One student, in his last presentation, invited his Mum and Dad in and he didn’t tell them what for. So they just came to the Front Office and they were like,’ I have to go to his classroom but I don’t know what for’, and I didn’t know they were coming either. His presentation was why he’s a proud Māori. Both his parents are Māori, and they just loved it. His Mum stayed for another half an hour talking about her culture and explaining to the rest of the class. It was really significant, because I had just assumed that this student knew a lot of the information because he is Māori, but he’d actually researched a whole lot of information, and his Mum said, ‘He didn’t even ask me anything about it’. So he’d investigated it all himself. He’d also talked about why his family left New Zealand and the gang violence his Dad had been in, so it was just really personal. The kids can tell when someone’s putting something out there and I haven’t heard anyone repeat anything to kids in other classes. They’re quite mature when you give them the chance to be. It was really good with Mum coming in and being so willing to share Māori culture. Some of the African families seem a bit more hesitant to come in, they’re not sure.

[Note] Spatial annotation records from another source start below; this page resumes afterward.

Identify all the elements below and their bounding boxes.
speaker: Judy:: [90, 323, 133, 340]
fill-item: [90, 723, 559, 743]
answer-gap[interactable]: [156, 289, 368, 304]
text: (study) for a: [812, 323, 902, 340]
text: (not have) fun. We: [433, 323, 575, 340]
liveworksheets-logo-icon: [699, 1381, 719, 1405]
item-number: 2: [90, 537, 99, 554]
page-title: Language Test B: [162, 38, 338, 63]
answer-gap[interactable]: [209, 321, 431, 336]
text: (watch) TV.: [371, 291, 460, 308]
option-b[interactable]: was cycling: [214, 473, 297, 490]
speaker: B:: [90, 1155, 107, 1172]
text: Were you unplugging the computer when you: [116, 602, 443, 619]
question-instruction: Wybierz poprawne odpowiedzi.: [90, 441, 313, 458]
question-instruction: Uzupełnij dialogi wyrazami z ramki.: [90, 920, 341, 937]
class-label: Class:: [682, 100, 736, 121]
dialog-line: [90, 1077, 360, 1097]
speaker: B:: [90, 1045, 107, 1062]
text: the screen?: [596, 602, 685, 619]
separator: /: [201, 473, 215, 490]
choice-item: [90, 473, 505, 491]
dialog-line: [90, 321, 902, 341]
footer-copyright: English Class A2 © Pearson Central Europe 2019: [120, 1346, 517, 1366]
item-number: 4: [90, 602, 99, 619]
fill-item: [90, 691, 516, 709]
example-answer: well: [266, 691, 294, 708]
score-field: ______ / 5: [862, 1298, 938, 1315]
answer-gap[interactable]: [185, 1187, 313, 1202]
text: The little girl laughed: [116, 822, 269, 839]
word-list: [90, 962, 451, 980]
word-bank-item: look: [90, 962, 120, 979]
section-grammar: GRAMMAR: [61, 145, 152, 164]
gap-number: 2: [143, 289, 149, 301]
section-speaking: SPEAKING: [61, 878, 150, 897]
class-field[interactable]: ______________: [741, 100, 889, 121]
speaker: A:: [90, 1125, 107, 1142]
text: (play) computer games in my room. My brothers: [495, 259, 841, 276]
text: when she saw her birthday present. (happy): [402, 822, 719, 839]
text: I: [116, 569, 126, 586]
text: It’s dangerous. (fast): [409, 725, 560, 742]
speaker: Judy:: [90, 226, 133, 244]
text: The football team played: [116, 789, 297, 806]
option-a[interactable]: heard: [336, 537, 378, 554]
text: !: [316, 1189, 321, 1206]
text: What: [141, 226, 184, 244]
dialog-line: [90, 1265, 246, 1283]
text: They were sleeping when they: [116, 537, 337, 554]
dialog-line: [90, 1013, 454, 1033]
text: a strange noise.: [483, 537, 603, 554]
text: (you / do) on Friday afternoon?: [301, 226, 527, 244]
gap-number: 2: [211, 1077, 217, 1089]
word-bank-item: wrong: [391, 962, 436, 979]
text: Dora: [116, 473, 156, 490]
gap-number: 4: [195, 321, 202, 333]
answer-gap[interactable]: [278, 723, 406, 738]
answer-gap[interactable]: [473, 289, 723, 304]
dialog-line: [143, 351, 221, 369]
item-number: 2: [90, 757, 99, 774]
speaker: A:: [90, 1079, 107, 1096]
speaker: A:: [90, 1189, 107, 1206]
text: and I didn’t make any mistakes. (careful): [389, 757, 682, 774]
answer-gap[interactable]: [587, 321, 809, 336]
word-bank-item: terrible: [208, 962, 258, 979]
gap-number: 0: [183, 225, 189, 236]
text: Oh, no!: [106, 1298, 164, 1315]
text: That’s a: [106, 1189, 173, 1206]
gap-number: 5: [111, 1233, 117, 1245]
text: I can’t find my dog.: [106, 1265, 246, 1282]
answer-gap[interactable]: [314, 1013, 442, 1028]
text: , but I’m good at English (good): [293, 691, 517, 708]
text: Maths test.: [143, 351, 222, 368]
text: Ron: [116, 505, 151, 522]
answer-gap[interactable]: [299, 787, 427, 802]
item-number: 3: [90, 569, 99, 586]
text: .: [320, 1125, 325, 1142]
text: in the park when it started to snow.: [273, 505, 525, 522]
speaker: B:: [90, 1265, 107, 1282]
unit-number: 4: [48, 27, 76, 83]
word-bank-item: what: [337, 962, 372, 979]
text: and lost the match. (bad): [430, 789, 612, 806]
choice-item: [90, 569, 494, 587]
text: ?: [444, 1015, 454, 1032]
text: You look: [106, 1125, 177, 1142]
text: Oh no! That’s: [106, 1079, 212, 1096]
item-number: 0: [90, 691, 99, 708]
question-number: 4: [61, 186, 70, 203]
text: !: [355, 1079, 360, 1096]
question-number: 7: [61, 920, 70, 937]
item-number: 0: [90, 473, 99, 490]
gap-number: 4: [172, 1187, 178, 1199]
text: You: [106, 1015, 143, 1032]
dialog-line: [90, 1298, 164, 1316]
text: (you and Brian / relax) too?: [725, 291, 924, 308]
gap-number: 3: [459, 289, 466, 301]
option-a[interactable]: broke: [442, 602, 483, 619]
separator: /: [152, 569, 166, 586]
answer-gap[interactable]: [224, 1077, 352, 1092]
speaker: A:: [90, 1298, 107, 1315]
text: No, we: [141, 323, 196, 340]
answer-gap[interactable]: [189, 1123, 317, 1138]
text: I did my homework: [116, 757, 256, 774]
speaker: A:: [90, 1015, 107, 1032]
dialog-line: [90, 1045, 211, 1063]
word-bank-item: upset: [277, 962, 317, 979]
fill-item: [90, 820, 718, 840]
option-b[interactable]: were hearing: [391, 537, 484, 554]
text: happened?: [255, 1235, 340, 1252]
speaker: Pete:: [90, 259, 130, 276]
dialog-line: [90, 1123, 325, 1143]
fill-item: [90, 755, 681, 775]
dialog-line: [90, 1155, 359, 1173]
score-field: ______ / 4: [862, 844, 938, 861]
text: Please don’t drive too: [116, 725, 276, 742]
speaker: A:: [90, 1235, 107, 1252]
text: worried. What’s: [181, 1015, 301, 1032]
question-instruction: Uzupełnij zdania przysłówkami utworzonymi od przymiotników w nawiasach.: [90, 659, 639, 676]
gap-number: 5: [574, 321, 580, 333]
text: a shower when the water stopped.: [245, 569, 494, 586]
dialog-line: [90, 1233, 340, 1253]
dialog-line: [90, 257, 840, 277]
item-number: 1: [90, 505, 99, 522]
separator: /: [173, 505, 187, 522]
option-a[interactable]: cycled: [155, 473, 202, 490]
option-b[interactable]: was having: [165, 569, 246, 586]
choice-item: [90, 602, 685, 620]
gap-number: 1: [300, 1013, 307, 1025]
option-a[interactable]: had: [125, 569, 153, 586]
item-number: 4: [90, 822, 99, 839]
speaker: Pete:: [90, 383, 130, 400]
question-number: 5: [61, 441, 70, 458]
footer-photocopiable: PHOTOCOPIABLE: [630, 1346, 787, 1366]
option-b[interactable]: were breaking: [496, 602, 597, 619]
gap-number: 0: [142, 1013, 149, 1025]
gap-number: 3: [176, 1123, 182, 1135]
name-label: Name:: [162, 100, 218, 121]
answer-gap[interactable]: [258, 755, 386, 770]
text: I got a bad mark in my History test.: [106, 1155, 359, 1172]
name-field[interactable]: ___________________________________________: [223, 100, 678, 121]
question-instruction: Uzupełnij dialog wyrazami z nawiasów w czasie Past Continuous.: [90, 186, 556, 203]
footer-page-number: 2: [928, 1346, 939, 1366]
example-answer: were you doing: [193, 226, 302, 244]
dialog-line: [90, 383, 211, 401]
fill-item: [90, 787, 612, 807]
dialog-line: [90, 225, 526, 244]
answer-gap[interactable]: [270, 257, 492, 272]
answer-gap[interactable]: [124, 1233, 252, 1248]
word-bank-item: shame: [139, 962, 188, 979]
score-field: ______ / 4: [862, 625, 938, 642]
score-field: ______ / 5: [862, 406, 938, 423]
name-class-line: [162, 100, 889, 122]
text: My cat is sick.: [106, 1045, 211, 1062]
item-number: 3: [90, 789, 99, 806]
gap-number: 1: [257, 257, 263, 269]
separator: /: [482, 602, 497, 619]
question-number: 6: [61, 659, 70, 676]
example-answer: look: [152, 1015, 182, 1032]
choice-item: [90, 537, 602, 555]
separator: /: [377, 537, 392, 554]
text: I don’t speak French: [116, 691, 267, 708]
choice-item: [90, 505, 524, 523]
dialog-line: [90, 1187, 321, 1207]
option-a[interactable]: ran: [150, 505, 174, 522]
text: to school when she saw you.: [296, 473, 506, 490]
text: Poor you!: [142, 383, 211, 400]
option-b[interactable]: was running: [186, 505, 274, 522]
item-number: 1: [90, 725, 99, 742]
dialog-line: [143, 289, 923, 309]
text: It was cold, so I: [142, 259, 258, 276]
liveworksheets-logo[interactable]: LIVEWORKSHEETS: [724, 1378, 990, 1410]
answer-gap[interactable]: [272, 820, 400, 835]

My approach has caused a few awkward conversations with parents who don’t quite get it, but then once I talk to them about it, they are all on board with it. This year has been more positive because I’ve got supportive parents and they have been really interested in the use of their culture.

CRP makes sense from all the research I’ve done, so I don’t see why I wouldn’t use it. I’m more open to trying new things now. I feel like I’ve embedded CRP into my practice now so it’s in my head whenever I’m doing something and I’m trying now to infiltrate to other people in my building and the school. Some of the other teachers use their more familiar worksheets and things they have done for a long time, which I get. Now that I’m trying to respond to the kids individually, I find it easier to start fresh and work forward that way, which is probably more work, but it’s more quality work.

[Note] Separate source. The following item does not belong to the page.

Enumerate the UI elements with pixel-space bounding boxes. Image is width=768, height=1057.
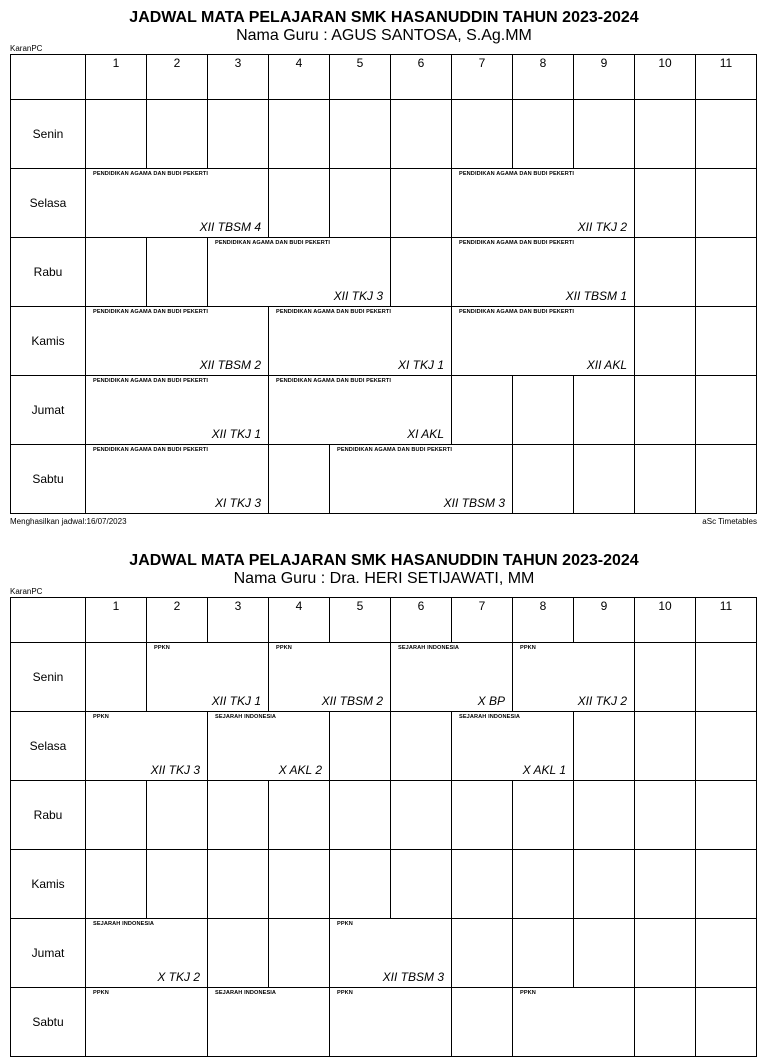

If other teachers got on board with it, there could definitely be an impact school-wide because the whole school is very multicultural. I feel like it’s something that’s kind of lost a little bit here. We did Harmony Day and the kids cut out orange strips of paper, joined them altogether and formed a big chain out on the oval, but I feel like that’s very tokenistic. What does that mean, why do we chop up so many bits of paper? We also have lots of performers come in and do shows but again, it feels like there’s not a lot of learning in the build-up or after. I think it would be nice to see the kids sharing more of themselves and teachers responding more to that. Responding to cultural difference at a deeper level.

I’m just trying to embed CRP now in my practice. It’s really already in my head set so I’m not thinking of which units next year are going to be culturally responsive, it will just be throughout. I’m more of an advocate now for Aboriginal education and trying to find ways to better address Aboriginal education. It has given me more big picture questions about what’s next.